Syndicaliste paysan et homme politique (C) (★ Seppois-le-Haut 27.9.1905 † Clichy-la-Varenne, Hauts-de-Seine, 2.10.1975).

Fils de Jules Bilger, cheminot et cultivateur et de Virginie Oser. ∞ 25.11.1930 : Marie Suzanne Gillet d’Ingersheim. 4 enfants. Études primaires supérieures à Delle. Journaliste à l’Elsässer Kurier Colmar. Devint en 1929 secrétaire de l’Union paysanne d’Alsace (Elsässischer Bauernbund), fondée en 1924 à Colmar par André Gestermann © pour grouper les petits agriculteurs.

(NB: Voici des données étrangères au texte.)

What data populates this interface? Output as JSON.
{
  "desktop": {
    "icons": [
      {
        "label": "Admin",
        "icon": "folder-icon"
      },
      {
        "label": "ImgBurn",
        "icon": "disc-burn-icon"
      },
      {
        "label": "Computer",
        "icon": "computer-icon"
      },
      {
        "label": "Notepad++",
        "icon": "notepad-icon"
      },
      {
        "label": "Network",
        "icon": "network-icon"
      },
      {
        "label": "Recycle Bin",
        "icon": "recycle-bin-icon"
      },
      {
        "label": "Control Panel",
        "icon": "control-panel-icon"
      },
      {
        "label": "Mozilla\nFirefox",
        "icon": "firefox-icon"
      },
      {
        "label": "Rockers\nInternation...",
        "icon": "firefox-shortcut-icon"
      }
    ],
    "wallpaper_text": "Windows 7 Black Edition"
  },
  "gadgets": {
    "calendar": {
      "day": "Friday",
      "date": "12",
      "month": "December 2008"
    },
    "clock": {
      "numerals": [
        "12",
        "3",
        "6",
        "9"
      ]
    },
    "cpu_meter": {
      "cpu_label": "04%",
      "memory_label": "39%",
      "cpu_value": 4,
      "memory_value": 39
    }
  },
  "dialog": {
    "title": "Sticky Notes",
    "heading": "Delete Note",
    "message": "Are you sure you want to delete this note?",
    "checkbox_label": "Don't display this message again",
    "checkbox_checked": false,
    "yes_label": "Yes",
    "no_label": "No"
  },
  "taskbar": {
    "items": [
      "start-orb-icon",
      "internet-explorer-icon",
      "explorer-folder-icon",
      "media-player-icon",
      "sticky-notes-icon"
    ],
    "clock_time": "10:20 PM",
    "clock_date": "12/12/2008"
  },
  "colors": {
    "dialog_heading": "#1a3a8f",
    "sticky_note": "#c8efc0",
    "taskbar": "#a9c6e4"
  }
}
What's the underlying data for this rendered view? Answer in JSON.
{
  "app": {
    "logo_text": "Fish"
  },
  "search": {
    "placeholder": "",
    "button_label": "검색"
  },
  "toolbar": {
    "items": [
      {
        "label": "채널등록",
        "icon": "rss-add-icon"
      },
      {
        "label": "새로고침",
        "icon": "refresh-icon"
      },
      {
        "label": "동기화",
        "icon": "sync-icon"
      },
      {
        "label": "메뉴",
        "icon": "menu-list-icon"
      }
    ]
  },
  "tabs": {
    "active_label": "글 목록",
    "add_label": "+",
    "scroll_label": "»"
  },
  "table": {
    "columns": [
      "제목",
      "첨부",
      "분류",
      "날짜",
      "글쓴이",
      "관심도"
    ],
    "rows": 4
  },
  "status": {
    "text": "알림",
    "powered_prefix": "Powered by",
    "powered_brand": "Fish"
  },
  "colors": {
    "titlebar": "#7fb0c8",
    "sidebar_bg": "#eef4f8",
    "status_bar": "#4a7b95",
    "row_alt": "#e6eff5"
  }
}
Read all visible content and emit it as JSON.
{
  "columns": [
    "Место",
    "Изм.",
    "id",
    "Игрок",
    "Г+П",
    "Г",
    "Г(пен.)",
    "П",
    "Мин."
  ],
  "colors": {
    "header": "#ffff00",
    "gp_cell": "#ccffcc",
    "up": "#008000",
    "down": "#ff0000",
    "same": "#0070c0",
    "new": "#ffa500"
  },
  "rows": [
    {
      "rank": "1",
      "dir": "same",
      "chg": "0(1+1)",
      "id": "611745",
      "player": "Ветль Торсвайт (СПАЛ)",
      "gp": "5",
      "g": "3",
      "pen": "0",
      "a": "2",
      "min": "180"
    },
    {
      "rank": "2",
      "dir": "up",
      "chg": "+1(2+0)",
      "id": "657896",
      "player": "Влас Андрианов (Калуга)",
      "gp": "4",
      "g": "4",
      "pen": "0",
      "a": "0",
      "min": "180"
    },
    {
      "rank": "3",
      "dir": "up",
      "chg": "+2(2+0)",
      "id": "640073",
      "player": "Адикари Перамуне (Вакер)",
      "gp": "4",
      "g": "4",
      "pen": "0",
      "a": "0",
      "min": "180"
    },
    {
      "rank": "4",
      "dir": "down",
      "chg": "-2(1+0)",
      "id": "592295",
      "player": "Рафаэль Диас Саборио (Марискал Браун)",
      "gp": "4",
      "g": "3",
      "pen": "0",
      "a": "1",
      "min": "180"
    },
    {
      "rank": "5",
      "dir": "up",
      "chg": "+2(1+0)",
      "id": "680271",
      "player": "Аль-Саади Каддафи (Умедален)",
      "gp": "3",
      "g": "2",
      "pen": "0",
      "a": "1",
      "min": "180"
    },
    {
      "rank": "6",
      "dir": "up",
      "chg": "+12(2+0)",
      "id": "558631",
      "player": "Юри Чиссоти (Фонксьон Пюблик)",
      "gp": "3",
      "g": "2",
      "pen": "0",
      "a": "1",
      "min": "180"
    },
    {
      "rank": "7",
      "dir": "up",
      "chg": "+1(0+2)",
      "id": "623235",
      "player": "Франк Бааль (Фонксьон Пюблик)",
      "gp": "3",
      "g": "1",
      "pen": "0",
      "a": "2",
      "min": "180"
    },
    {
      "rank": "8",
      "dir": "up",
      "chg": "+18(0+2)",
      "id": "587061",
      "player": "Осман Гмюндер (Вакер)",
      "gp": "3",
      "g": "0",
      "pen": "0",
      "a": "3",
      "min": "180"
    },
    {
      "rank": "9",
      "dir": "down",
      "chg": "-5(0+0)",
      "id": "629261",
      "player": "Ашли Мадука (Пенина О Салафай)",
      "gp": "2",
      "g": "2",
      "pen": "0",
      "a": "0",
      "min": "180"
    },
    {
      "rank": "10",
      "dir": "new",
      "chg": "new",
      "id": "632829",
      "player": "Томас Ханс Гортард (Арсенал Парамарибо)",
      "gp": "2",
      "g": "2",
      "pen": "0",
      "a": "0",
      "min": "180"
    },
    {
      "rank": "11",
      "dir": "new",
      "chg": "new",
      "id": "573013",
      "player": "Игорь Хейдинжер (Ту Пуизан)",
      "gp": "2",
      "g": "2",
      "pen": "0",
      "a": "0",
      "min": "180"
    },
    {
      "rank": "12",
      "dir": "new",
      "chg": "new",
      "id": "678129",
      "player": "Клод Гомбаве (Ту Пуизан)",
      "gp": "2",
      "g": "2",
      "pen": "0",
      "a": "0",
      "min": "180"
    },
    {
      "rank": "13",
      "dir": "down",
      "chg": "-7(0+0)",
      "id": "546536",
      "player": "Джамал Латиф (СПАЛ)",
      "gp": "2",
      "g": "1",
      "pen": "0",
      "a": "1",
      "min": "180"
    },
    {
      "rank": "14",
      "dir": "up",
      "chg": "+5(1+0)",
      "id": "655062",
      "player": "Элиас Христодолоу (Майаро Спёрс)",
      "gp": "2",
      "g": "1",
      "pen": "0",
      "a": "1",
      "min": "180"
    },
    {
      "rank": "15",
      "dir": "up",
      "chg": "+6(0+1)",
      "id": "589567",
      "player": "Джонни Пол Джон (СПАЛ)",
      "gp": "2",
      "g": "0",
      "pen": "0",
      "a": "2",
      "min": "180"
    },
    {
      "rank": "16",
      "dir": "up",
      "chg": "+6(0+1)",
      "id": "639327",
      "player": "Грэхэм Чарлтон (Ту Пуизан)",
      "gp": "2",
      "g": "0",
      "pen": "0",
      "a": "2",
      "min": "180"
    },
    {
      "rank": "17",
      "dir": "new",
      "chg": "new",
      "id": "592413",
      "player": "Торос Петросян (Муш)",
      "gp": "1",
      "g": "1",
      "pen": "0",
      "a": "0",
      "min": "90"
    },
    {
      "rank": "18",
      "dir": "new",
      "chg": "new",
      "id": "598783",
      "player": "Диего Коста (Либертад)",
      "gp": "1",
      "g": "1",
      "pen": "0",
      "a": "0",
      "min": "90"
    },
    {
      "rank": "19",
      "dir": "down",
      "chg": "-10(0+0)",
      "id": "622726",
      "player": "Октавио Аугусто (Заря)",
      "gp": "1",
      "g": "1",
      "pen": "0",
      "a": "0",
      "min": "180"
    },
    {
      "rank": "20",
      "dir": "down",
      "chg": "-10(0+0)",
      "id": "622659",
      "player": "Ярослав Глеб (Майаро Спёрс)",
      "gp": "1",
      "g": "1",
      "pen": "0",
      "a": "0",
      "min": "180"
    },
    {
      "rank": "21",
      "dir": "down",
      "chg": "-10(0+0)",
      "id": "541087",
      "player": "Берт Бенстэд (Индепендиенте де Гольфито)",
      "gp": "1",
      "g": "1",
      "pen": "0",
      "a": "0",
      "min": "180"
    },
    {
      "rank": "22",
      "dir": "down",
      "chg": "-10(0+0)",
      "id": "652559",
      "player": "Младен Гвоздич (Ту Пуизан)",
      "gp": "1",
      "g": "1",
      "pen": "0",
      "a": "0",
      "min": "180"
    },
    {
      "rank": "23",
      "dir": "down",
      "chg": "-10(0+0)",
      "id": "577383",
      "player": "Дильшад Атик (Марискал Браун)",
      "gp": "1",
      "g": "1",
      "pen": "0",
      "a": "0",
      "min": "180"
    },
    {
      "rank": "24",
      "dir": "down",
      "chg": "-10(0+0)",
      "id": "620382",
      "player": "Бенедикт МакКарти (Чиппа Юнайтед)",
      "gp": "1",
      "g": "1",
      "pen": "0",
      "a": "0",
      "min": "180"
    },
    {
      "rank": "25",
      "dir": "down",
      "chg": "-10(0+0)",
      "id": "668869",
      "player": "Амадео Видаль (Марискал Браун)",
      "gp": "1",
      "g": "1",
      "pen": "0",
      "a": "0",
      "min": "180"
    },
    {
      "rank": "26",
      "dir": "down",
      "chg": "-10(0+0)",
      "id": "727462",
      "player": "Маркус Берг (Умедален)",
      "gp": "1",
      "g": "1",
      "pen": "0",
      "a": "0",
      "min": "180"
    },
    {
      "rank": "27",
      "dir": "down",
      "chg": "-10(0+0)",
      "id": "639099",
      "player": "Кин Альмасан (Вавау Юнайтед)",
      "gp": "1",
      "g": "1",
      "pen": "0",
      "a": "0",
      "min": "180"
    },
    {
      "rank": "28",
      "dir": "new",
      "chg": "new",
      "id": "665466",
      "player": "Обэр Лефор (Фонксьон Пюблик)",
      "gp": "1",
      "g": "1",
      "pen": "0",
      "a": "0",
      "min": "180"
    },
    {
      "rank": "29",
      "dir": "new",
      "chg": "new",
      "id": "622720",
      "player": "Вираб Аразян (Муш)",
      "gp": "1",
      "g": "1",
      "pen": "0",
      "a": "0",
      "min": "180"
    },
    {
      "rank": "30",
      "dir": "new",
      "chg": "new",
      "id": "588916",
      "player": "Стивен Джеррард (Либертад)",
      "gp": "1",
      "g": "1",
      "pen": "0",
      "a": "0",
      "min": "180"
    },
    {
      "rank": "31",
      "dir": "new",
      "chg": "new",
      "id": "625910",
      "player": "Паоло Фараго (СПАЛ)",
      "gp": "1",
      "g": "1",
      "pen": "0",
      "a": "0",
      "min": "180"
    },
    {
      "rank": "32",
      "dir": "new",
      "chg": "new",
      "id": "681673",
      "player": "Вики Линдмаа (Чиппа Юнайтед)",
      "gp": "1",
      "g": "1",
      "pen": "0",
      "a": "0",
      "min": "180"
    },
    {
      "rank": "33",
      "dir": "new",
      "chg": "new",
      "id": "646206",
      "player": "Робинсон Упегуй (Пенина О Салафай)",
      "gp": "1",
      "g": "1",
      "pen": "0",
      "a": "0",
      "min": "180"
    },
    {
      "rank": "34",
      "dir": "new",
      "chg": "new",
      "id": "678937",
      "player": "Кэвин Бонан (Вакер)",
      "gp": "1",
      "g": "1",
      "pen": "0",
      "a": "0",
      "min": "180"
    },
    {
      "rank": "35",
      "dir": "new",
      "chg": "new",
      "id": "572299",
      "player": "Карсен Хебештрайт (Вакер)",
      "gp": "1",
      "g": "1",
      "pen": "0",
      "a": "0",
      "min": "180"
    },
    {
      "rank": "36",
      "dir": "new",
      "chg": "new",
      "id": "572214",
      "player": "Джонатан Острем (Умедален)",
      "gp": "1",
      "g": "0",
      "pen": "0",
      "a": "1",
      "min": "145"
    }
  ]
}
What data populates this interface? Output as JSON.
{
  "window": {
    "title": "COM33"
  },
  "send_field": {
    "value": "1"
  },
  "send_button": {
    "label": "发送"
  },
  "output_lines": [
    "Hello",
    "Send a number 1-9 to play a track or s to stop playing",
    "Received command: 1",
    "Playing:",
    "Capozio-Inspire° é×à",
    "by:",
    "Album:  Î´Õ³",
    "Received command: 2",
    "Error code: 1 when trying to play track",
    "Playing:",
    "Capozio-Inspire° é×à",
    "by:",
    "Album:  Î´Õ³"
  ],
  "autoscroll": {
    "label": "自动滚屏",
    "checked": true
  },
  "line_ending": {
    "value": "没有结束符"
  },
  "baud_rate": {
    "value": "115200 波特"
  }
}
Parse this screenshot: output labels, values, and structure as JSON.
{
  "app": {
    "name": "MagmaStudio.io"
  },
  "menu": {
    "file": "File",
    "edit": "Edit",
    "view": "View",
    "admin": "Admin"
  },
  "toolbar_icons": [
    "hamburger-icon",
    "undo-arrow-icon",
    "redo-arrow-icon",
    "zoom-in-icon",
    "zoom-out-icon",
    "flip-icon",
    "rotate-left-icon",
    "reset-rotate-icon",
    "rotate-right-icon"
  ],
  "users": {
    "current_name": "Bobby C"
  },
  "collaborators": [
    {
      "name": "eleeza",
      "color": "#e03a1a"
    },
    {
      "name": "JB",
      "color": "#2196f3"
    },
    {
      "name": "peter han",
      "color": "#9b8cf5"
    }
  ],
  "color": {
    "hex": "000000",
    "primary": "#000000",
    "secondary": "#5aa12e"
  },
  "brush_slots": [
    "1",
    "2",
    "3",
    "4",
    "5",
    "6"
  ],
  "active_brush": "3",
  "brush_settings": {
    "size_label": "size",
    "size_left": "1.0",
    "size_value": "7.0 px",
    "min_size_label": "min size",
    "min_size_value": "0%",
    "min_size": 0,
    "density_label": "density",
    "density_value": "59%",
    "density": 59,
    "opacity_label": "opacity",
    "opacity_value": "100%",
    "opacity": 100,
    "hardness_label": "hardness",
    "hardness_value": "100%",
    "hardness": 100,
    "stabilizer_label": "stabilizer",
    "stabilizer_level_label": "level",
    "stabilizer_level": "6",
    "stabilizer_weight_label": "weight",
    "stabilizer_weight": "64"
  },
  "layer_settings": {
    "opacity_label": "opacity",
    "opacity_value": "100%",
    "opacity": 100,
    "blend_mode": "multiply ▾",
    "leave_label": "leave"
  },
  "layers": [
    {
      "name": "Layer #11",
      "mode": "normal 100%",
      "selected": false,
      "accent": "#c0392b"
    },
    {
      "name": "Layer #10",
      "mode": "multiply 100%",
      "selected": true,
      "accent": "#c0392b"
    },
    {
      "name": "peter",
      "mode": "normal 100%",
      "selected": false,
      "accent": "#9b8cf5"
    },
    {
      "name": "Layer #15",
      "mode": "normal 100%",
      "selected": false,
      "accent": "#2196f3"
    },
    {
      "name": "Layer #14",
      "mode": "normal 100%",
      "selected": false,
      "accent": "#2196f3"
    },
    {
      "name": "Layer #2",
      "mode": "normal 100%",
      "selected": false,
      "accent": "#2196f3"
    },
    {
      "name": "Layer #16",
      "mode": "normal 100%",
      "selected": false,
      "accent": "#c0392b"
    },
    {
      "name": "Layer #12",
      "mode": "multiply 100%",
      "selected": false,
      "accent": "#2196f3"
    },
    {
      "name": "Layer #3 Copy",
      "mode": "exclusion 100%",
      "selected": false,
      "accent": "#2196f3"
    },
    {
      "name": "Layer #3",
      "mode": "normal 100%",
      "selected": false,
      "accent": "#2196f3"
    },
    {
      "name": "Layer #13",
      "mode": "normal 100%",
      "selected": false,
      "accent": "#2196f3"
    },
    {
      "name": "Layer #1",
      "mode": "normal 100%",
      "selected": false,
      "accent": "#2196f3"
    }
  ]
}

Avec l’appui initial de Rossé © et de Sturmel ©, il donna une vigoureuse impulsion à l’Union et l’introduisit dans certaines régions du Bas-Rhin et de la Moselle sous le nom d’Union paysanne d’Alsace et de Lorraine. Pour détruire l’influence de la Fédération agricole et du Groupement des comices, il édifia un réseau d’institutions coopératives particulièrement influentes dans le Sundgau, la Coopérative Saint-Morand, la C.A.U.P.A., la Banque paysanne alsacienne. Il mena des luttes violentes pour évincer les notables ruraux traditionnels et unifier, sous sa direction, les organismes professionnels du Haut-Rhin : ainsi la « bataille du lait » de Mulhouse en 1936 ou la tentative avortée en 1938 de constituer une Union corporative des paysans. Il chercha même à étendre son mouvement à l’ensemble de la métropole et à l’Algérie, ce qui l’opposa à Dorgères avec qui il avait collaboré en 1935-1936 et qui lui aurait emprunté l’uniforme de la Défense paysanne : chemise verte et cravate rouge.

 

À partir de 1934, il constitua un mouvement politique sur le modèle des ligues d’extrême droite. Le Front National du Travail qui regroupait, outre l’Union paysanne, une Union corporative du Travail (Werkbund) et des Jeunes Frontistes (Jung-Front). Violemment antiparlementaire, antimarxiste et antisémite, J. Bilger faisait campagne pour un État corporatif, régionaliste et chrétien, la « IVe République des Ouvriers et des Paysans » sous l’égide symbolique de Jeanne d’Arc. Ses ambitions politiques l’amèneront à rompre avec l’U.P.R., d’où sa candidature aux élections législatives de Guebwiller en 1936 contre Gullung ©. Il organisa de grandes manifestations contre le Front populaire, notamment à Strasbourg le 18.12.1936 (ce qui lui valut une brève détention jusqu’au 22.12) et à Metz le 10.1.1937. Traduites à maintes reprises devant les tribunaux, ainsi en octobre 1937 pour « atteinte au crédit de l’État », ses avocats habituels étaient André Moser ©, maître Nuninger ©, Pierre Pflimlin ©. À partir de septembre 1938, il fit campagne pour une autonomie économique de l’Alsace qui permettrait de rétablir les relations commerciales avec l’Allemagne.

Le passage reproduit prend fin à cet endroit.